Penguin to publish Adrian Mole's collected poetry
Penguin is publishing The Collected Poems by Adrian Mole - in the character's own imprint Mole Press - to celebrate the 50th birthday of Sue Townsend's creation, the Bookseller has reported.
The book, which will be published as a paperback on 16 March in time for World Poetry Day, is a collection of the character's poems from all eight of his diaries, brought together for the first time. It will include poems such as his debut ‘The Tap’ – “The tap drips and keeps me awake, / In the morning there will be a lake …”, odes to his muse and only true love Pandora ("Pandora! / I adore ya. / I implore ye / Don't ignore me."), as well as his burgeoning political anger about Mrs Thatcher: “Do you weep, Mrs Thatcher, do you weep? / Do you wake, Mrs Thatcher, in your sleep? / Do you weep like a sad willow? / On your Marks and Spencer's pillow? / Are your tears molten steel? /Do you weep?”

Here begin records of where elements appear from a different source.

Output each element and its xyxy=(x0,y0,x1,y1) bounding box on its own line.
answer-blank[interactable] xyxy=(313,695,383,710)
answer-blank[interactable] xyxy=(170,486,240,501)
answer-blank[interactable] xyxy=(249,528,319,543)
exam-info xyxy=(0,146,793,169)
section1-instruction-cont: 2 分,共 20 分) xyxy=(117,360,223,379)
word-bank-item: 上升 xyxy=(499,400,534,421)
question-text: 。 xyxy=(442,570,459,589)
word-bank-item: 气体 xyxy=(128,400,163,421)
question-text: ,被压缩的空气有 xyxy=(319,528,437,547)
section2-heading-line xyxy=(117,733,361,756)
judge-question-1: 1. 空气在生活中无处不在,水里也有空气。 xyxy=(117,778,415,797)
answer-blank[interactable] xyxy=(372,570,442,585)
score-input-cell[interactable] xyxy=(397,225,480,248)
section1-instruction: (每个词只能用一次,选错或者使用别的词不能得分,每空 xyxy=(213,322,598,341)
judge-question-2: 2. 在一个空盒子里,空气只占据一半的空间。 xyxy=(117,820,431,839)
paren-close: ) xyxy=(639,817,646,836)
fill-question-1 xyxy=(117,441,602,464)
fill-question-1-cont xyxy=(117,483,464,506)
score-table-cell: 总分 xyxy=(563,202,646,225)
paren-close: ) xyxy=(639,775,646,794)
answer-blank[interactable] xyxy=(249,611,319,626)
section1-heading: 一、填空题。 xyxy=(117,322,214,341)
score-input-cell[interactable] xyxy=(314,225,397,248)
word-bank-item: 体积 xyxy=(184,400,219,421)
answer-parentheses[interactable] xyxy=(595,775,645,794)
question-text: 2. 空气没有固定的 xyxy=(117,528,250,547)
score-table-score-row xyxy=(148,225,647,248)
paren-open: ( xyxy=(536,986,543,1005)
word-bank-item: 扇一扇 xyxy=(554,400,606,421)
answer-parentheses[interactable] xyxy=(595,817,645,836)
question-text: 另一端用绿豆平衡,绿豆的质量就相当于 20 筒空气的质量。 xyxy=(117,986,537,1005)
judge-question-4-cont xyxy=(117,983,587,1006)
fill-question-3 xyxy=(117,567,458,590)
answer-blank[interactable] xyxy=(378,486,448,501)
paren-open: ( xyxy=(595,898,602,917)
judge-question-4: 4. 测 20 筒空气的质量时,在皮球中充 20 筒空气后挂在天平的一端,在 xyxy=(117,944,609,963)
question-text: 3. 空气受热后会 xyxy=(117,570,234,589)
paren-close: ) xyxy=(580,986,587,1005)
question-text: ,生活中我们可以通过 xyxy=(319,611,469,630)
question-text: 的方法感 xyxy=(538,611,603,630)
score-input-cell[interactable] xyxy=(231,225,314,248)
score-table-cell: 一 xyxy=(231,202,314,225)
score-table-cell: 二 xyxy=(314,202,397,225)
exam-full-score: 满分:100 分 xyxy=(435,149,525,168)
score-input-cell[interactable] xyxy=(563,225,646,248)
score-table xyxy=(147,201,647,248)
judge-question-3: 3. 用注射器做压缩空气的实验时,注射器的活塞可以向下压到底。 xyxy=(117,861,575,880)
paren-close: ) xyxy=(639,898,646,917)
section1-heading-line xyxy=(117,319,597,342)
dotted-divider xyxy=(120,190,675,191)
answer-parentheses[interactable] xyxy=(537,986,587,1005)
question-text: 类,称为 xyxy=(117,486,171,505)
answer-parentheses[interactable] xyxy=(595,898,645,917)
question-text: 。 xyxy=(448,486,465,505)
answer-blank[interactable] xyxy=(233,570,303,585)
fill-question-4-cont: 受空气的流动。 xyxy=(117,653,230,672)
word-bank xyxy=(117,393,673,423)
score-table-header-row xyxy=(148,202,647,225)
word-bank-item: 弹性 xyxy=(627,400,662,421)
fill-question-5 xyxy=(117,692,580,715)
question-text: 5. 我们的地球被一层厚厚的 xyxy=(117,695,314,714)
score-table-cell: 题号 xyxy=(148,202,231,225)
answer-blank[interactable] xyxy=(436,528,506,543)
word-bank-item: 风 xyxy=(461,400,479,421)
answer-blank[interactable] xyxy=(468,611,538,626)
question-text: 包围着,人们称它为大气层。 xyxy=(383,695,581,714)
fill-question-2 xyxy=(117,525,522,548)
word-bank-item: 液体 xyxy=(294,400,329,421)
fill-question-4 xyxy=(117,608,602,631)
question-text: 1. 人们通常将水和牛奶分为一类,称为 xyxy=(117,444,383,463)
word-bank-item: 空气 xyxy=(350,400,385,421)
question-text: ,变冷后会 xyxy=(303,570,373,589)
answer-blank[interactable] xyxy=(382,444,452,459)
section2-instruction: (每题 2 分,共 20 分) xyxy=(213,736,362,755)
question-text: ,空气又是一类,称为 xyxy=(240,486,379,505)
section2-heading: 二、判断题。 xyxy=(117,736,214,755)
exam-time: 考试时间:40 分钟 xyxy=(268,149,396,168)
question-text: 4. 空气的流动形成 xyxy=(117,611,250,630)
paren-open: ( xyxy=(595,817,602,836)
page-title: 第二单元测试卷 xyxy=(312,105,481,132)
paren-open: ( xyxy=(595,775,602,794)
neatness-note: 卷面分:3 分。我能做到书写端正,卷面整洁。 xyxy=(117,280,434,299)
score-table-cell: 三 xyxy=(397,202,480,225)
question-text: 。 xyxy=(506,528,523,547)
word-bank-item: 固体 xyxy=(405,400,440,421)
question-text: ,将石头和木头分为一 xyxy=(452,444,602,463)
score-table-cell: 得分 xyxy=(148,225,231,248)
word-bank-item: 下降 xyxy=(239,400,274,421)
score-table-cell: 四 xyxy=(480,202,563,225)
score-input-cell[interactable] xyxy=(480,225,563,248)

His poetry is seen as being more crafted and sophisticated than that of his near-contemporary, Private Eye's EJ Thribb. And Mole's political antenna was always acute. His ‘Ode to Engels’ open with these lines: “Engels, you catalogued the misfortunes of the poor in days of yore, / Little thinking that the poor would still be with us in nearly 1984.”
All eight diaries are being republished to mark the occasion. Townsend first introduced Adrian (then Nigel) in a BBC Radio 4 play in 1982, with The Secret Diary ... published later that same year, and the series running until book eight Adrian Mole: The Prostrate Years in 2009 (Penguin). The Leicester-bred character's fictional birth year is in 1967.